本シリーズは、ケーブルテレビの解約が深刻化するなかでも、地上波放送で良好な視聴率を維持してきた稀有な作品だ。入札者の実名は伏せられたが、アナリストたちはNetflixの動向に注目している。NetflixはこれまでAMCと密接な関係を築いており、新エピソードの放送前に既存シーズンを配信することで、シリーズ全体の熱狂を維持・拡大させる「AMCエフェクト」を仕掛けてきた実績がある。かつて『MAD MEN マッドメン』を再び時代の寵児へと押し上げたのも、このエコシステムだ。また、AMCはHBO Maxでの大規模プロモーションや、Amazon、Rokuといったプラットフォームとの連携も続けており、どのパートナーが覇権を握るかが焦点となる。
収益と「発見のしやすさ」の両立を目指すAMCの決算
AMCのプレジデント兼チーフ・コマーシャル・オフィサーであるキム・ケレハーは、ライセンス契約において金銭的条件以上の価値を重視していると述べた。「今後のパートナーシップを検討する際は、カスタマー・エクスペリエンスや作品の発見のしやすさも考慮している」と語り、世界中の既存パートナーと未来に向けた協議を進めていることを示唆した。

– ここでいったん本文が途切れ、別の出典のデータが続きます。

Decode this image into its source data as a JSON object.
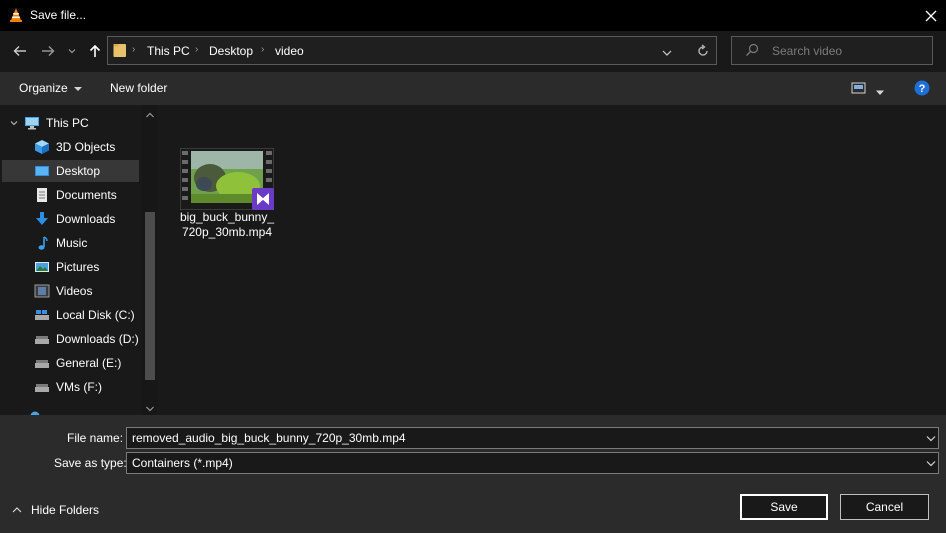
{
  "window": {
    "title": "Save file...",
    "app_icon": "vlc-cone-icon"
  },
  "nav": {
    "breadcrumb": [
      "This PC",
      "Desktop",
      "video"
    ],
    "search_placeholder": "Search video"
  },
  "toolbar": {
    "organize": "Organize",
    "new_folder": "New folder"
  },
  "sidebar": {
    "items": [
      {
        "label": "This PC",
        "icon": "computer-icon"
      },
      {
        "label": "3D Objects",
        "icon": "cube-icon"
      },
      {
        "label": "Desktop",
        "icon": "desktop-icon",
        "selected": true
      },
      {
        "label": "Documents",
        "icon": "document-icon"
      },
      {
        "label": "Downloads",
        "icon": "download-icon"
      },
      {
        "label": "Music",
        "icon": "music-icon"
      },
      {
        "label": "Pictures",
        "icon": "pictures-icon"
      },
      {
        "label": "Videos",
        "icon": "videos-icon"
      },
      {
        "label": "Local Disk (C:)",
        "icon": "drive-icon"
      },
      {
        "label": "Downloads (D:)",
        "icon": "drive-icon"
      },
      {
        "label": "General (E:)",
        "icon": "drive-icon"
      },
      {
        "label": "VMs (F:)",
        "icon": "drive-icon"
      }
    ]
  },
  "files": [
    {
      "name_line1": "big_buck_bunny_",
      "name_line2": "720p_30mb.mp4",
      "icon": "video-file-icon"
    }
  ],
  "form": {
    "file_name_label": "File name:",
    "file_name_value": "removed_audio_big_buck_bunny_720p_30mb.mp4",
    "type_label": "Save as type:",
    "type_value": "Containers (*.mp4)"
  },
  "footer": {
    "hide_folders": "Hide Folders",
    "save": "Save",
    "cancel": "Cancel"
  },
  "colors": {
    "accent": "#0078d7",
    "background": "#191919",
    "toolbar": "#2b2b2b"
  }
}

今回の発表は、AMCが発表した2024年第1四半期決算の内容を受けたものだ。売上高は前年比2パーセント減の5億4,210万ドル、調整後の1株当たり利益は8セント(前年同期は52セント)となったが、いずれもアナリストの予想を上回った。ストリーミング部門の売上高は値上げの影響で11パーセント増の1億7,400万ドルを記録した一方、加入者数は3パーセント減の1,010万人となっている。
なお、期待される『ウォーキング・デッド』のライセンス契約による収益は、2026年の営業利益予測にはまだ反映されていない。莫大な富を生むウォーカーたちの行方が、今後のエンタメ業界の勢力図を大きく変えることになりそうだ。